Incision Choice for Breast Augmentation and Capsular Contracture
As my colleagues have said, there is little data directly comparing the rate of capsular contracture with incision placement. Recent data does suggest that peri-areolar incisions may have a higher CC rate. This makes sense because cutting through breast tissue or milk ducts may release a small amount of bacteria - a leading theory of capsular contracture. The turth is that we just don't know what causes contracture exactly and it is probably a combination of bacteria, blood, and maybe even powder from surgical gloves or lint from surigcal towels. Like many people, I use a "no touch" technique, meaning that nothing ever touches the breast implant. This may reduce contracture rate.

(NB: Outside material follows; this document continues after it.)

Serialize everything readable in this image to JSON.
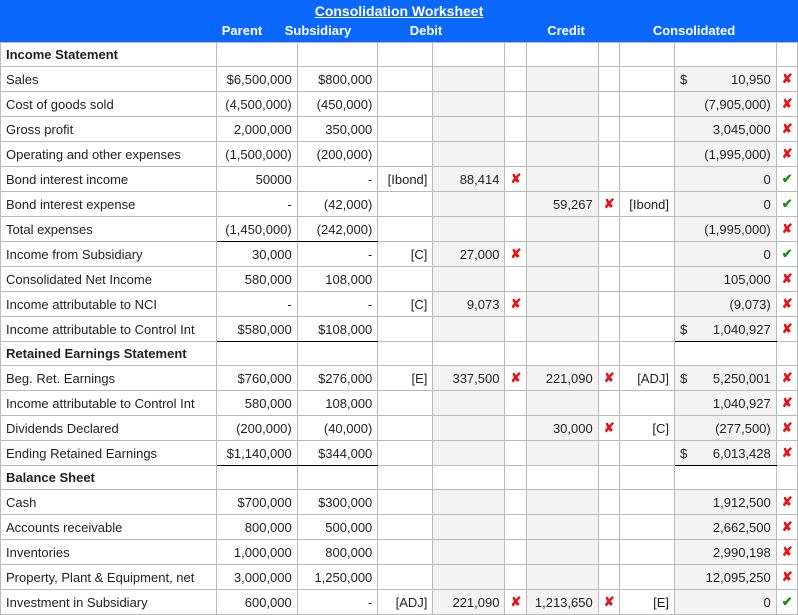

No one augmentation incision has a higher capsule rate
Capsular contracture can be caused by many things such as low grade infection within the breast, bleeding in the breast, particle or dust on the implant, silicone bleed from the implant. The exact cause is actually not completely understood. If bacteria were 'the' cause then it would seem the solution would be at hand, but as yet we do not have a full answer. There is no data to implicate one incision, transaxillary, periareolar, or inframammary. All can give excellent results and surgeons have their biases. We have no capsules with the transaxillary approach, luck maybe, but again bacteria are not the only answer.